Mirando Anthony J, Liu Zhaoyang, Moore Tyler, Lang Alexandra, Kohn Anat, Osinski Alana M, O'Keefe Regis J, Mooney Robert A, Zuscik Michael J, Hilton Matthew J
University of Rochester and University of Rochester Medical Center, Rochester, New York.
Arthritis Rheum. 2013 Oct;65(10):2623-33. doi: 10.1002/art.38076.
Osteoarthritis (OA) is a degenerative disease resulting in severe joint cartilage destruction and disability. While the mechanisms underlying the development and progression of OA are poorly understood, gene mutations have been identified within cartilage-related signaling molecules, implicating impaired cell signaling in OA and joint disease. The Notch pathway has recently been identified as a crucial regulator of growth plate cartilage development, and components are expressed in joint tissue. This study was undertaken to investigate a novel role for Notch signaling in joint cartilage development, maintenance, and the pathogenesis of joint disease in a mouse model.
We performed the first mouse gene study in which the core Notch signaling component, RBP-Jκ, was tissue specifically deleted within joints. The Prx1Cre transgene removed Rbpjk loxP-flanked alleles in mesenchymal joint precursor cells, while the Col2Cre(ERT2) transgene specifically deleted Rbpjk in postnatal chondrocytes. Murine articular chondrocyte cultures were also used to examine Notch regulation of gene expression.
Loss of Notch signaling in mesenchymal joint precursor cells did not affect embryonic joint development in mice, but rather, resulted in an early, progressive OA-like pathology. Additionally, partial loss of Notch signaling in murine postnatal cartilage resulted in progressive joint cartilage degeneration and an age-related OA-like pathology.
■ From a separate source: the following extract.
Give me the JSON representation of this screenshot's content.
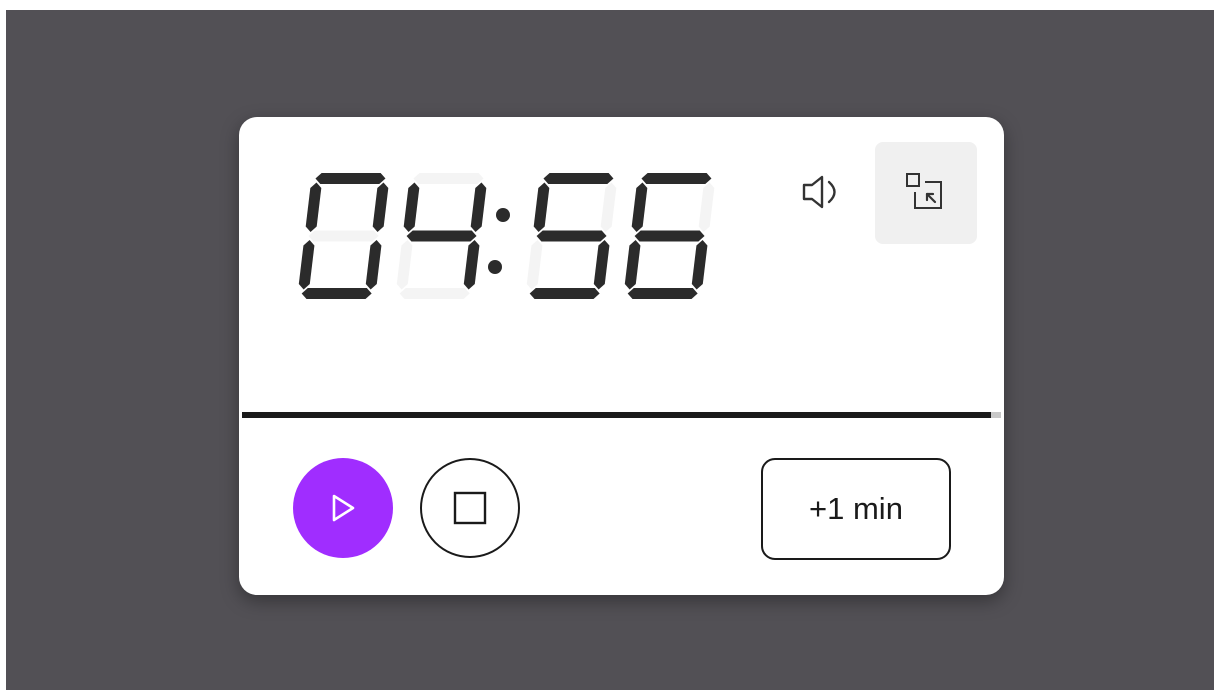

Inhibition of Notch signaling altered the expression of the extracellular matrix (ECM)-related factors type II collagen (COL2A1), proteoglycan 4, COL10A1, matrix metalloproteinase 13, and ADAMTS.
Our findings indicate that the RBP-Jκ-dependent Notch pathway is a novel pathway involved in joint maintenance and articular cartilage homeostasis, a critical regulator of articular cartilage ECM-related molecules, and a potentially important therapeutic target for OA-like joint disease.
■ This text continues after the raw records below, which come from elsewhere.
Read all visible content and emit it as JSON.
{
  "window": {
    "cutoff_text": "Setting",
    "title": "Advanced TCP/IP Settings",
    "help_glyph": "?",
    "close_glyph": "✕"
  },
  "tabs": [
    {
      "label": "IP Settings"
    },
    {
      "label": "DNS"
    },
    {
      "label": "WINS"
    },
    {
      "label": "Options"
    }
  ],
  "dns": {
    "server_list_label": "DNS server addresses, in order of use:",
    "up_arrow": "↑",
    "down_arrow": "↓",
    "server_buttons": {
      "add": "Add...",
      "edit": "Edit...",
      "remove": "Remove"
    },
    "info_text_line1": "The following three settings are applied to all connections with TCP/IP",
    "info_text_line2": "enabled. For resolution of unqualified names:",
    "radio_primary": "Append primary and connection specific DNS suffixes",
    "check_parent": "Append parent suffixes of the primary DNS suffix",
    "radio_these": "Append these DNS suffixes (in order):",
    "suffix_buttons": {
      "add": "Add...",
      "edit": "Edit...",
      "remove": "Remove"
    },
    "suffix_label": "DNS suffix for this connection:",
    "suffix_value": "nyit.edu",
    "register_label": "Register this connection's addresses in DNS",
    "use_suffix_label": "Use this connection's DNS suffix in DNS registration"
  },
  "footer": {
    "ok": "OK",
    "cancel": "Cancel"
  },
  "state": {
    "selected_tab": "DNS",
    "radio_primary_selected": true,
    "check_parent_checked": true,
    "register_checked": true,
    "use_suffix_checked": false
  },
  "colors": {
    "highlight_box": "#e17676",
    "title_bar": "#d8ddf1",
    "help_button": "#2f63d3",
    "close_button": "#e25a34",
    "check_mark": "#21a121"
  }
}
骨关节炎(OA)是一种导致严重关节软骨破坏和残疾的退行性疾病。虽然OA发生和进展的潜在机制尚不清楚,但已在软骨相关信号分子中鉴定出基因突变,这表明OA和关节疾病中存在细胞信号传导受损。Notch通路最近被确定为生长板软骨发育的关键调节因子,其成分在关节组织中表达。本研究旨在探讨Notch信号在小鼠模型中关节软骨发育、维持及关节疾病发病机制中的新作用。
我们进行了首例小鼠基因研究,其中核心Notch信号成分RBP-Jκ在关节内被组织特异性缺失。Prx1Cre转基因在间充质关节前体细胞中去除Rbpjk侧翼loxP等位基因,而Col2Cre(ERT2)转基因在出生后软骨细胞中特异性缺失Rbpjk。还使用小鼠关节软骨细胞培养物来检查Notch对基因表达的调节。
间充质关节前体细胞中Notch信号的缺失不影响小鼠胚胎关节发育,而是导致早期进行性OA样病理改变。此外,小鼠出生后软骨中Notch信号的部分缺失导致关节软骨进行性退变和与年龄相关的OA样病理改变。Notch信号的抑制改变了细胞外基质(ECM)相关因子II型胶原(COL2A1)、蛋白聚糖4、COL10A1、基质金属蛋白酶13和含血小板反应蛋白基序的解聚蛋白样金属蛋白酶的表达。
我们的研究结果表明,RBP-Jκ依赖性Notch通路是参与关节维持和关节软骨稳态的新通路;是关节软骨ECM相关分子的关键调节因子;也是OA样关节疾病潜在的重要治疗靶点。